Understanding Bayesian Linear Regression - Part 1: Polynomial Curve Fitting

Although many are already familiar with linear regression from their studies and it may seem a bit basic at first glance, it is a foundational concept for more advanced topics in machine learning. In this series, we will briefly describe linear regression formally and later go deeper into the subject from a Bayesian perspective.

Note: This post is based on the book “Pattern Recognition and Machine Learning” by Christopher M. Bishop ¹ and slides from the lecture “Advanced Machine Learning” by Prof. Dr. Bastian Leibe ². Both these source are great to dive deeper into the topic. All equations are taken from these sources, much of the explanations are also based on them and the visualizations are inspired by them, but implemented by me.

To follow along, you should have a basic understanding of linear algebra, calculus, and probability theory (for the later parts). If you are not familiar with these topics, I recommend you to read up on them first.

introduction

Given a training set $\bold{X} = \{x_1, …, x_N\}$ and target values $\bold{T} = \{t_1, …, t_N\}$, we want to learn a continuous function $y(x)$ to predict the function value for a new input $x$. To achieve this, we have to do following:

1. Choose the Model Form: Select the form of the function $y(x,\bold{w})$ where $\bold{w}$ are the parameters. This defines how the inputs $x$ are mapped to the predicted outputs.

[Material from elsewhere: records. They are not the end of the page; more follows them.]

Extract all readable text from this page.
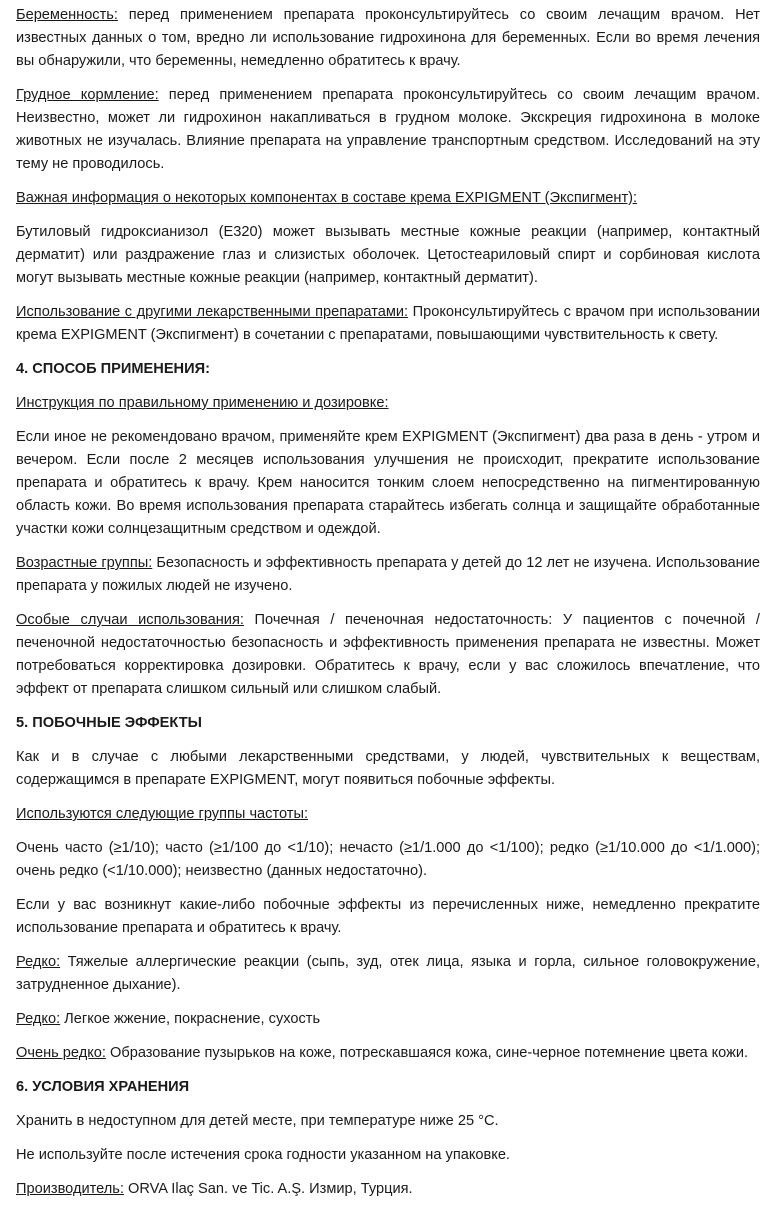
Беременность: перед применением препарата проконсультируйтесь со своим лечащим врачом. Нет известных данных о том, вредно ли использование гидрохинона для беременных. Если во время лечения вы обнаружили, что беременны, немедленно обратитесь к врачу.

Грудное кормление: перед применением препарата проконсультируйтесь со своим лечащим врачом. Неизвестно, может ли гидрохинон накапливаться в грудном молоке. Экскреция гидрохинона в молоке животных не изучалась. Влияние препарата на управление транспортным средством. Исследований на эту тему не проводилось.

Важная информация о некоторых компонентах в составе крема EXPIGMENT (Экспигмент):

Бутиловый гидроксианизол (E320) может вызывать местные кожные реакции (например, контактный дерматит) или раздражение глаз и слизистых оболочек. Цетостеариловый спирт и сорбиновая кислота могут вызывать местные кожные реакции (например, контактный дерматит).

Использование с другими лекарственными препаратами: Проконсультируйтесь с врачом при использовании крема EXPIGMENT (Экспигмент) в сочетании с препаратами, повышающими чувствительность к свету.

4. СПОСОБ ПРИМЕНЕНИЯ:

Инструкция по правильному применению и дозировке:

Если иное не рекомендовано врачом, применяйте крем EXPIGMENT (Экспигмент) два раза в день - утром и вечером. Если после 2 месяцев использования улучшения не происходит, прекратите использование препарата и обратитесь к врачу. Крем наносится тонким слоем непосредственно на пигментированную область кожи. Во время использования препарата старайтесь избегать солнца и защищайте обработанные участки кожи солнцезащитным средством и одеждой.

Возрастные группы: Безопасность и эффективность препарата у детей до 12 лет не изучена. Использование препарата у пожилых людей не изучено.

Особые случаи использования: Почечная / печеночная недостаточность: У пациентов с почечной / печеночной недостаточностью безопасность и эффективность применения препарата не известны. Может потребоваться корректировка дозировки. Обратитесь к врачу, если у вас сложилось впечатление, что эффект от препарата слишком сильный или слишком слабый.

5. ПОБОЧНЫЕ ЭФФЕКТЫ

Как и в случае с любыми лекарственными средствами, у людей, чувствительных к веществам, содержащимся в препарате EXPIGMENT, могут появиться побочные эффекты.

Используются следующие группы частоты:

Очень часто (≥1/10); часто (≥1/100 до <1/10); нечасто (≥1/1.000 до <1/100); редко (≥1/10.000 до <1/1.000); очень редко (<1/10.000); неизвестно (данных недостаточно).

Если у вас возникнут какие-либо побочные эффекты из перечисленных ниже, немедленно прекратите использование препарата и обратитесь к врачу.

Редко: Тяжелые аллергические реакции (сыпь, зуд, отек лица, языка и горла, сильное головокружение, затрудненное дыхание).

Редко: Легкое жжение, покраснение, сухость

Очень редко: Образование пузырьков на коже, потрескавшаяся кожа, сине-черное потемнение цвета кожи.

6. УСЛОВИЯ ХРАНЕНИЯ

Хранить в недоступном для детей месте, при температуре ниже 25 °С.

Не используйте после истечения срока годности указанном на упаковке.

Производитель: ORVA Ilaç San. ve Tic. A.Ş. Измир, Турция.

2. Define the Error Function: Specify an error function $E(\bold{w})$ that measures the difference between the predicted values and the actual target values. This function will guide the optimization process.

3. Optimize the Parameters: Adjust the parameters $\bold{w}$ to minimize the error function $E(\bold{w})$. The goal is to find the parameter values that result in the best fit of the model to the data.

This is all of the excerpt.